O fruto natural desse despojamento, o centrarmo-nos mais no essencial, é que nos dá aquela naturalidade no testemunho das nossas convicções interiores, dos nosso ideais que, iluminados no seu sentido por Deus, são ideais de realização humana; que é isso também, afinal, a profissão de fé baptismal: renunciar ao mal para crer e confiar apenas e só em Deus e no seu caminho. Ocorre-me, a este propósito, recordar que uma das prioridades para o presente ano no programa pastoral diocesano é, exactamente, o diálogo entre a fé e a cultura, no sentido de promovermos o contributo dos cristãos para a definição dos valores e ideais em que se fundamenta a construção da paz na nossa sociedade cada vez mais plural.
Vale a pena, nesse contexto, chamar a atenção para um tema actualmente em discussão na sociedade portuguesa: a procriação medicamente assistida. Levantam-se problemas éticos nesse mundo da medicina a que nenhum cristão pode ficar indiferente: tratar-se-á sempre e só de medicina, isto é, para curar, ou de uma técnica indiscriminadamente usada simplesmente porque é possível? Um filho é um dom ou um direito, ou mesmo capricho? Qual o lugar da família no processo da geração e criação dos novos seres humanos? Como garantir a inviolável dignidade do ser humano logo desde a concepção?
Graças a Deus, oportunidades não faltarão para informar e formar a consciência, depois da intervenção pública da Conferência Episcopal: as Jornadas Teológicas do ISET de Coimbra, nos dias 24 e 25 de Março, as Jornadas Quaresmais do Arciprestado de Figueiró dos Vinhos nos dias 8, 15 e 22 de Março, as Jornadas Quaresmais da paróquia de Pombal às sextas feiras da Quaresma e, depois da Páscoa, na Semana da Vida, um ciclo de palestras no Arciprestado de Ansião e Penela. São aquelas iniciativas com esse tema relacionadas de que tenho notícia. Ninguém que possa deixe de aproveitar.

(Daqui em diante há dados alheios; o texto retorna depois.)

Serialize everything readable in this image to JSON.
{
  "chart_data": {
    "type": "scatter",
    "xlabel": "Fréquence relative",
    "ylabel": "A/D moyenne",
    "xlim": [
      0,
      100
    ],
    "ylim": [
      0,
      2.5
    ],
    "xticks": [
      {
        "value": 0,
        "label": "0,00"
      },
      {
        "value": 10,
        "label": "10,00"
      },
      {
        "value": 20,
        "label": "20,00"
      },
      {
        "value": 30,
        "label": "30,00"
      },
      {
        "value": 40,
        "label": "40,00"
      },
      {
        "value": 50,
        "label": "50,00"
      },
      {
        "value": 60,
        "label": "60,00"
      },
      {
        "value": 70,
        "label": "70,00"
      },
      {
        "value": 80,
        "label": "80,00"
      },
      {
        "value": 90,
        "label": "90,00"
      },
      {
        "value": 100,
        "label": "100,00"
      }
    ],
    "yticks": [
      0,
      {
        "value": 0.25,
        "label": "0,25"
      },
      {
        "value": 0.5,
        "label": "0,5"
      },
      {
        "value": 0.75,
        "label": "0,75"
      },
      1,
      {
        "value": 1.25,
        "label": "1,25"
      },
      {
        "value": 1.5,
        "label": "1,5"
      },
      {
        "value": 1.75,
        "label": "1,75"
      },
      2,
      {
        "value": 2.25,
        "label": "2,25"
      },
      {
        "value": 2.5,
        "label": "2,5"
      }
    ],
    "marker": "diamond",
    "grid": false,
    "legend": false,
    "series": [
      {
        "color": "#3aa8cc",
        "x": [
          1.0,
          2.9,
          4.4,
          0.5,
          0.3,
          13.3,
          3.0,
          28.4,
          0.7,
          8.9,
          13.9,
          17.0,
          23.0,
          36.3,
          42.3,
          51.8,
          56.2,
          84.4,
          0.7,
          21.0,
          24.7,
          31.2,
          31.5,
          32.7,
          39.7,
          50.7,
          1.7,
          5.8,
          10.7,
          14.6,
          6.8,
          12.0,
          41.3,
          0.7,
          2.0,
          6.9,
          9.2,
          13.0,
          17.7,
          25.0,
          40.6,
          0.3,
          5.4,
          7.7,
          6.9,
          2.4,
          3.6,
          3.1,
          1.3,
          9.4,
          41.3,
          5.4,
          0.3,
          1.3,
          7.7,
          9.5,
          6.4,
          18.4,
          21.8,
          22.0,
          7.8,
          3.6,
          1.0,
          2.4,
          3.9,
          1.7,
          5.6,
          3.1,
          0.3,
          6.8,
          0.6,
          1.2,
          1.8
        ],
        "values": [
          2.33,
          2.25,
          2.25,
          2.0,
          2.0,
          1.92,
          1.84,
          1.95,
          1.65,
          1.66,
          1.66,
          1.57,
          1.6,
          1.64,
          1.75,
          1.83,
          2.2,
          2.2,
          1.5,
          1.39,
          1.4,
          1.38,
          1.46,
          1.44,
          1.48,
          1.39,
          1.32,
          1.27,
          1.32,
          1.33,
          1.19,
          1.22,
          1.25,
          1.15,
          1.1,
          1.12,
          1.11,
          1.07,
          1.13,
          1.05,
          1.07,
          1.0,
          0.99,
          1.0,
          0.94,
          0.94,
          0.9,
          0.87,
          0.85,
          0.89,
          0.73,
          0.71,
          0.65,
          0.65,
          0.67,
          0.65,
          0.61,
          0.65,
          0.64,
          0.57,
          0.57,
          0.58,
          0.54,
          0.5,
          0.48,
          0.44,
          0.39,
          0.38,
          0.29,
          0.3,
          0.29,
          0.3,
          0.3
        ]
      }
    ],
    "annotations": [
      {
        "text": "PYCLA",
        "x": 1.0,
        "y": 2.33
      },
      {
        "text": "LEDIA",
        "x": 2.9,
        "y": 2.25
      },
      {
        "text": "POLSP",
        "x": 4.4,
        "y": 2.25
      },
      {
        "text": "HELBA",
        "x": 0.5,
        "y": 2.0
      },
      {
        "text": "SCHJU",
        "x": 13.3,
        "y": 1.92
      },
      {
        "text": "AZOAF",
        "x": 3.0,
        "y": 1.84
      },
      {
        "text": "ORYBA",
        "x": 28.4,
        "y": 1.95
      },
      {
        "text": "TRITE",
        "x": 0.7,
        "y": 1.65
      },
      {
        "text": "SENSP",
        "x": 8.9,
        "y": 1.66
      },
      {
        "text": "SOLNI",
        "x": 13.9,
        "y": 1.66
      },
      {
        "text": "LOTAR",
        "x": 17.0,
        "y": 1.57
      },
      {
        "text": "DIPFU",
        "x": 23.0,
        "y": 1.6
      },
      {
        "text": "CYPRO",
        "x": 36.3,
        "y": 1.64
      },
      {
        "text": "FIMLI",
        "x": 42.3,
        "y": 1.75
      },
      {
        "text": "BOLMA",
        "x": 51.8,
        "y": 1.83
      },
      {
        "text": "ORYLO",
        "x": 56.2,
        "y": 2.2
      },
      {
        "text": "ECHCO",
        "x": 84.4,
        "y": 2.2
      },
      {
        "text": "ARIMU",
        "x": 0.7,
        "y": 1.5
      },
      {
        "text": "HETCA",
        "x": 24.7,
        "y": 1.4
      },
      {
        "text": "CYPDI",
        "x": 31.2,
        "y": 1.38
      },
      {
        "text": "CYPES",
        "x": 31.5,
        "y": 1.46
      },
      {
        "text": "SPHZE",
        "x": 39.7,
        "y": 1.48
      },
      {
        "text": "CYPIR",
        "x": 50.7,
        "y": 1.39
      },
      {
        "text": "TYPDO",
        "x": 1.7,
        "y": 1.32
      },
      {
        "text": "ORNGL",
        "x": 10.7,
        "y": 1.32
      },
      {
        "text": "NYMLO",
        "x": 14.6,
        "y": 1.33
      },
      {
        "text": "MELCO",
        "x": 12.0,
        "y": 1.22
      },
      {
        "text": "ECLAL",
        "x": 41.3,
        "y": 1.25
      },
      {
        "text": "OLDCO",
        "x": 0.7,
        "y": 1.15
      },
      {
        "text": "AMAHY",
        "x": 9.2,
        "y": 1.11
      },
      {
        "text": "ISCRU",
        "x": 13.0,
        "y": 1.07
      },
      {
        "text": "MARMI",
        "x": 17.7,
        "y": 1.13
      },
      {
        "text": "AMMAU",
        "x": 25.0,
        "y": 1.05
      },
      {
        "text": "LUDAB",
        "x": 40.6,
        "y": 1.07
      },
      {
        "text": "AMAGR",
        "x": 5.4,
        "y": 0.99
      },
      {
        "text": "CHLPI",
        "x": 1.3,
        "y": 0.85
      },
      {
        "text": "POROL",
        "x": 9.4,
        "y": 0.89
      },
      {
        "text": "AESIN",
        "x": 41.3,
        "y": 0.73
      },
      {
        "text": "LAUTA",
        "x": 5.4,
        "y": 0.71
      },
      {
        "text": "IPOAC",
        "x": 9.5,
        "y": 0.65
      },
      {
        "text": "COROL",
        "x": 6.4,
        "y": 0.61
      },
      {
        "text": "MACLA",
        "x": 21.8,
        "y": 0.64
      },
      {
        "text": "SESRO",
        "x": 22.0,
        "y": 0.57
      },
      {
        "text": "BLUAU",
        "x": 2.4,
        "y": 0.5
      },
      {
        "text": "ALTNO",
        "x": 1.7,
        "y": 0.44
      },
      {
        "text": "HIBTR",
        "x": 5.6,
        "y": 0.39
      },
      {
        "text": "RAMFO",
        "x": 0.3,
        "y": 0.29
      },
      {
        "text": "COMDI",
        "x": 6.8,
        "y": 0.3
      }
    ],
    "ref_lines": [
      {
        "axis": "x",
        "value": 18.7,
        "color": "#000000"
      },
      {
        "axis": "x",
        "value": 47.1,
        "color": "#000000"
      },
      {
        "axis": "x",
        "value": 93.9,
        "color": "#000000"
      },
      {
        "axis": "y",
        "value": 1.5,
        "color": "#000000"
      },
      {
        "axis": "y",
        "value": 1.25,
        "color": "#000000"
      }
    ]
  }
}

Entretanto, um grupo de cidadãos, originários de vários quadrantes da sociedade portuguesa, lançou uma campanha para a reunião das 75000 assinaturas necessárias para pedir um referendo em que a sociedade civil se pronuncie sobre as dúvidas mais importantes levantadas pelos projectos de lei em discussão às quais me referi acima. Sou da opinião de que conseguir tal referendo será uma oportunidade inestimável para esclarecer os portugueses em geral, como também de levar à prática uma democracia verdadeiramente participativa que se justifica amplamente em tema como este. Participar neste debate de forma activa, dando testemunho dos ideais humanos iluminados pela Palavra de Deus em que nos fundamos, também isso é abrir-nos à renovação pascal, ao mesmo tempo que semeamos no mundo os valores do Reino de Deus em que o arco-íris do alto abraçará finalmente a terra.